Bringing together students, faculty, high school undergraduates and members of the general public, the Latinx panel discussion Oct. 9 promised to answer some questions that seem to always be in the back of most Latinos’ minds. The event was part of the college’s Hispanic Heritage Month celebrations.
“This panel discussion is important because these stories need to be heard. They symbolize courage, hope, and a united community,” says SLCC student Thalia Tran. “During these hard times, we need to know we are not alone and cannot be divided. In addition, it is a way for the youth of this day to understand that we also have a voice.”
The panel included Alonso Reyna Rivarola, director of the Dream Center at the University of Utah, who grew up an undocumented immigrant from Peru; Mayara Guadalupe Robles, community organizer who immigrated from Mexico when she was eleven; Alvaro Martinez, Jr., SLCC Student Association president and Mexican immigrant; State Sen. Luz Escamilla, D-Salt Lake City, raised in Mexico; and Jose V. Borjon, head consul of Mexico responsible for the state of Utah and western Wyoming.
The community had a lot of questions for the panel. Deferred Action for Childhood Arrivals (DACA), illegal status, civic involvement, Latinx pride, and the status of families separated at the border were some of the more popular topics.
Escamilla spoke of her efforts to create a better environment to minorities from the time a child is born. She stressed that the government should be helping mothers from day one, giving them a chance to raise their children in a safe and fair space from the moment they come into the world and not from the time they start kindergarten. It is her belief that by the time children of minorities start at that level, they are already behind.
The panel was adamant on the importance of standing up for equal rights. They spoke of how the Latinx community needs to voice their concerns and injustices and use their character to be productive and initiate change.
Robles spoke of how standing up and rallying up others can make an enormous difference, and that SLCC offers various opportunities for all students to get involved.
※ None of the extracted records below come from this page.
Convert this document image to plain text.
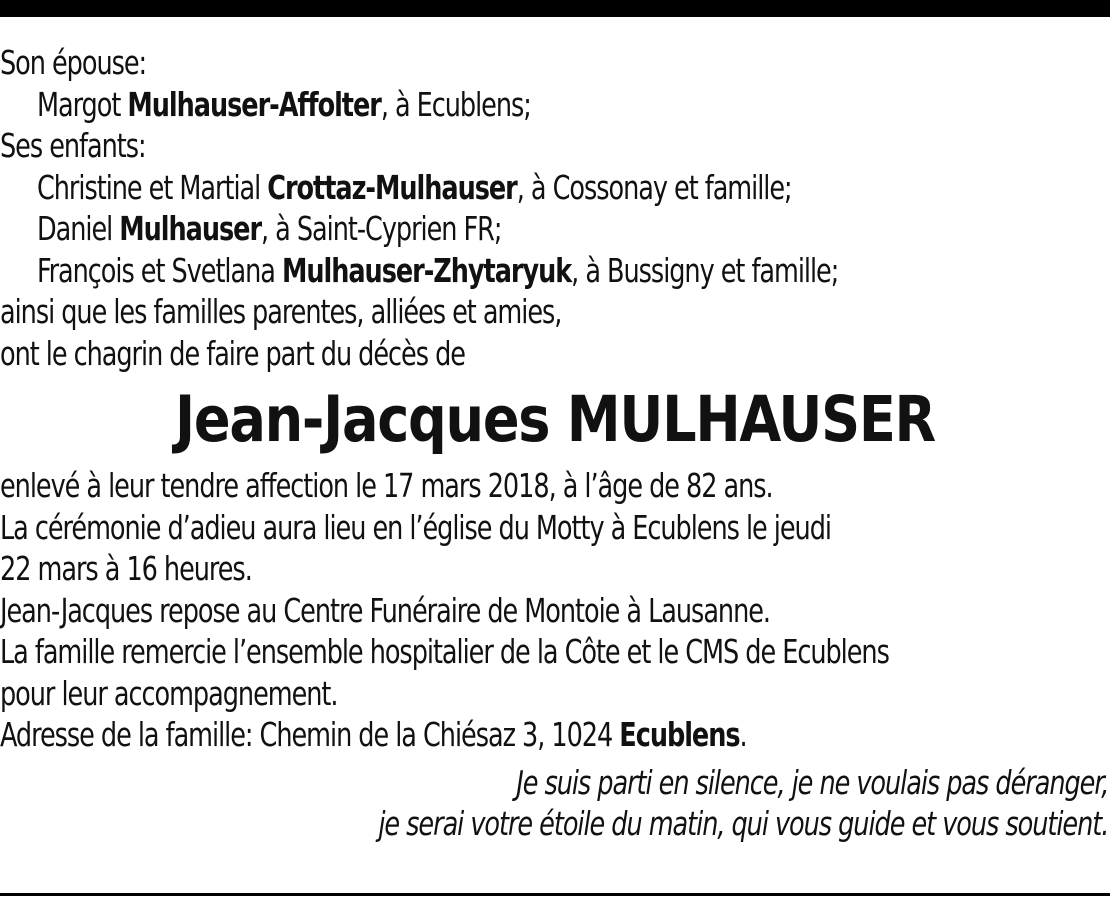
Son épouse:
Margot Mulhauser-Affolter, à Ecublens;
Ses enfants:
Christine et Martial Crottaz-Mulhauser, à Cossonay et famille;
Daniel Mulhauser, à Saint-Cyprien FR;
François et Svetlana Mulhauser-Zhytaryuk, à Bussigny et famille;
ainsi que les familles parentes, alliées et amies,
ont le chagrin de faire part du décès de
Jean-Jacques MULHAUSER
enlevé à leur tendre affection le 17 mars 2018, à l’âge de 82 ans.
La cérémonie d’adieu aura lieu en l’église du Motty à Ecublens le jeudi
22 mars à 16 heures.
Jean-Jacques repose au Centre Funéraire de Montoie à Lausanne.
La famille remercie l’ensemble hospitalier de la Côte et le CMS de Ecublens
pour leur accompagnement.
Adresse de la famille: Chemin de la Chiésaz 3, 1024 Ecublens.
Je suis parti en silence, je ne voulais pas déranger,
je serai votre étoile du matin, qui vous guide et vous soutient.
She urged all present to find out more about Comunidades Unidas, a group that specializes in aiding immigrants and people in need of help.
Comunidades Unidas was at the event to help with voter registration, because many that are impacted by laws cannot vote.
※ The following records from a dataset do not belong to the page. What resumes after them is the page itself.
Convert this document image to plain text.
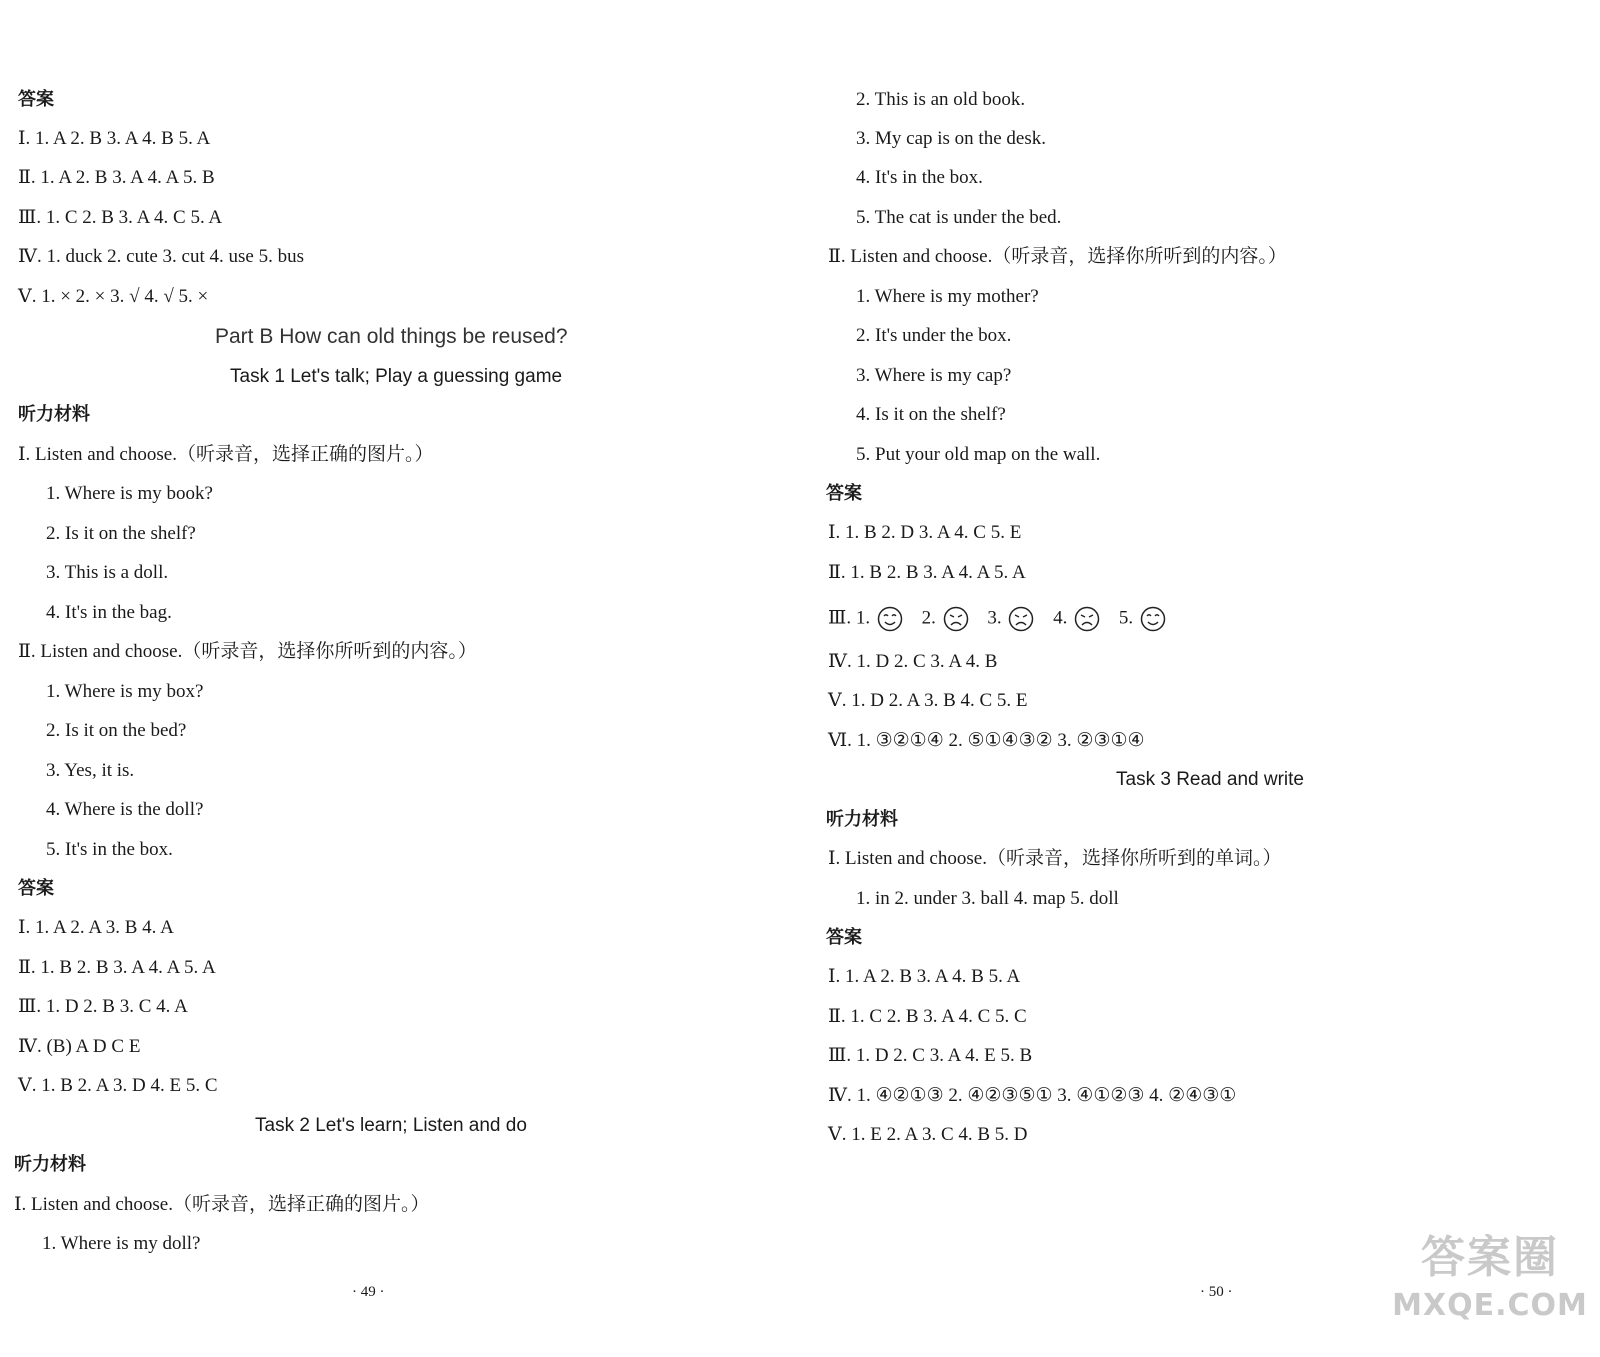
答案
Ⅰ. 1. A 2. B 3. A 4. B 5. A
Ⅱ. 1. A 2. B 3. A 4. A 5. B
Ⅲ. 1. C 2. B 3. A 4. C 5. A
Ⅳ. 1. duck 2. cute 3. cut 4. use 5. bus
Ⅴ. 1. × 2. × 3. √ 4. √ 5. ×
Part B How can old things be reused?
Task 1 Let's talk; Play a guessing game
听力材料
Ⅰ. Listen and choose.（听录音，选择正确的图片。）
1. Where is my book?
2. Is it on the shelf?
3. This is a doll.
4. It's in the bag.
Ⅱ. Listen and choose.（听录音，选择你所听到的内容。）
1. Where is my box?
2. Is it on the bed?
3. Yes, it is.
4. Where is the doll?
5. It's in the box.
答案
Ⅰ. 1. A 2. A 3. B 4. A
Ⅱ. 1. B 2. B 3. A 4. A 5. A
Ⅲ. 1. D 2. B 3. C 4. A
Ⅳ. (B) A D C E
Ⅴ. 1. B 2. A 3. D 4. E 5. C
Task 2 Let's learn; Listen and do
听力材料
Ⅰ. Listen and choose.（听录音，选择正确的图片。）
1. Where is my doll?
· 49 ·
2. This is an old book.
3. My cap is on the desk.
4. It's in the box.
5. The cat is under the bed.
Ⅱ. Listen and choose.（听录音，选择你所听到的内容。）
1. Where is my mother?
2. It's under the box.
3. Where is my cap?
4. Is it on the shelf?
5. Put your old map on the wall.
答案
Ⅰ. 1. B 2. D 3. A 4. C 5. E
Ⅱ. 1. B 2. B 3. A 4. A 5. A
Ⅲ. 1.	2.	3.	4.	5.
Ⅳ. 1. D 2. C 3. A 4. B
Ⅴ. 1. D 2. A 3. B 4. C 5. E
Ⅵ. 1. ③②①④ 2. ⑤①④③② 3. ②③①④
Task 3 Read and write
听力材料
Ⅰ. Listen and choose.（听录音，选择你所听到的单词。）
1. in 2. under 3. ball 4. map 5. doll
答案
Ⅰ. 1. A 2. B 3. A 4. B 5. A
Ⅱ. 1. C 2. B 3. A 4. C 5. C
Ⅲ. 1. D 2. C 3. A 4. E 5. B
Ⅳ. 1. ④②①③ 2. ④②③⑤① 3. ④①②③ 4. ②④③①
Ⅴ. 1. E 2. A 3. C 4. B 5. D
· 50 ·
答案圈
MXQE.COM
“It is essential to know that your vote counts, and that together we can achieve adequate representation in our Latinx communities and many other benefits,” says Tran, who volunteers with the organization.
Martinez grew emotional when speaking of the power ordinary people have to stimulate change, and when sharing his personal stories and attachment to the cause.
“Create change and empower others,” says Martinez.
The Latinx community strives for equality, for fair treatment, a change in immigrant laws and behaviors towards immigrants and refugees, and better representation; among other things.
There was a common consensus that the way things are going in government is not acceptable.
Borjon explained that until there is fair representation of the population in PTAs, city councils, senates, and other government bodies, it will be nearly impossible to adhere to the Latinx population’s needs.
His advice is to “be active as a community.”
People that can vote were encouraged to do so, in order to start this change and help with equal representation. The problem seems to be that many that make up the community cannot vote.
The panel hopes that better laws will change this issue, so countless illegal-status immigrants can stop living in fear of whatever will come next.
This meeting was open to all, and there was an amazing turnout. They hope to have another panel discussion soon.